I saw the following blog post (Successful traits of entrepreneurs on Flipboard the other day. While always useful information, I’m always concerned about such claims/postings, even though best intentioned.
In the 1970s and 1980s a good deal of research was conducted about the psychology and traits of entrepreneurs. Researchers such as Brockhaus and Katz at the University of St. Louis conducted many studies in the area providing great insight into entrepreneurs about how they may be different from the ‘average’ business person.
With that said, there was always difficulty in trying to apply the research into predicting who could become an entrepreneur using psychological surveys. More importantly, it’s even more difficult to predict who or what startup will be successful based on the psychological makeup of the founder and/or team. Added, most studies or blog posts such as the one cited suffer from ‘survivor’ bias, only examining those entrepreneurs or business people who have succeeded and the traits they possess.

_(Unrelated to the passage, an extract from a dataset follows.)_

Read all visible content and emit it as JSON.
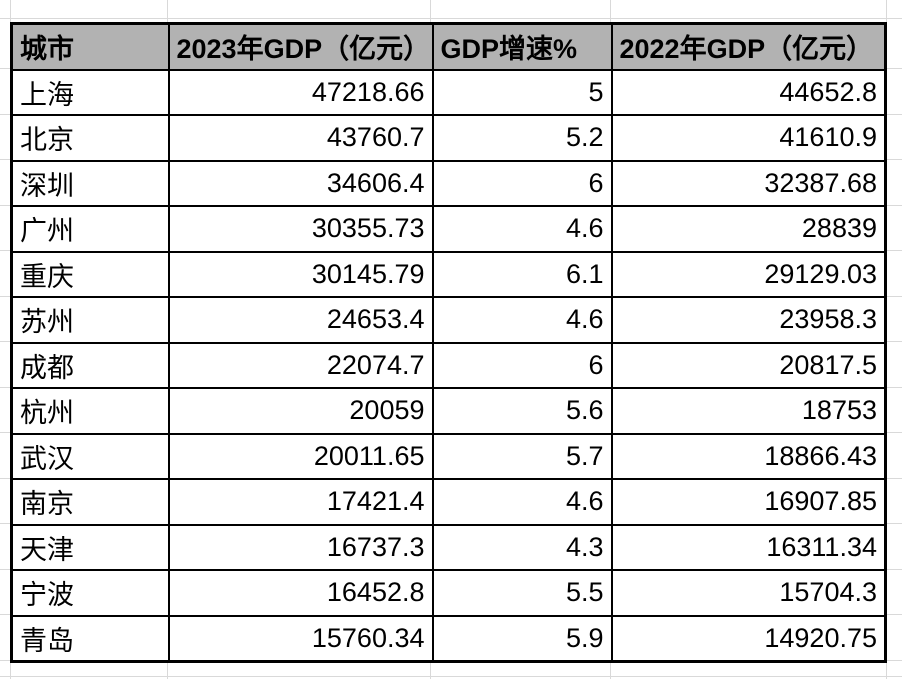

What about the 60% that fail in the startup mode in the first five years of existence? Do they have the same makeup as those cited but yet, for whatever reason, didn’t enjoy the success?
The reason for this is pretty simple. The business world especially in relation to startups is too complex to develop predictive models based on the traits of the entrepreneur. Market dynamics, technology dynamics, competition, the impact of employees, and a wide variety of other variables can wreak havoc on a business, despite the traits of the founder.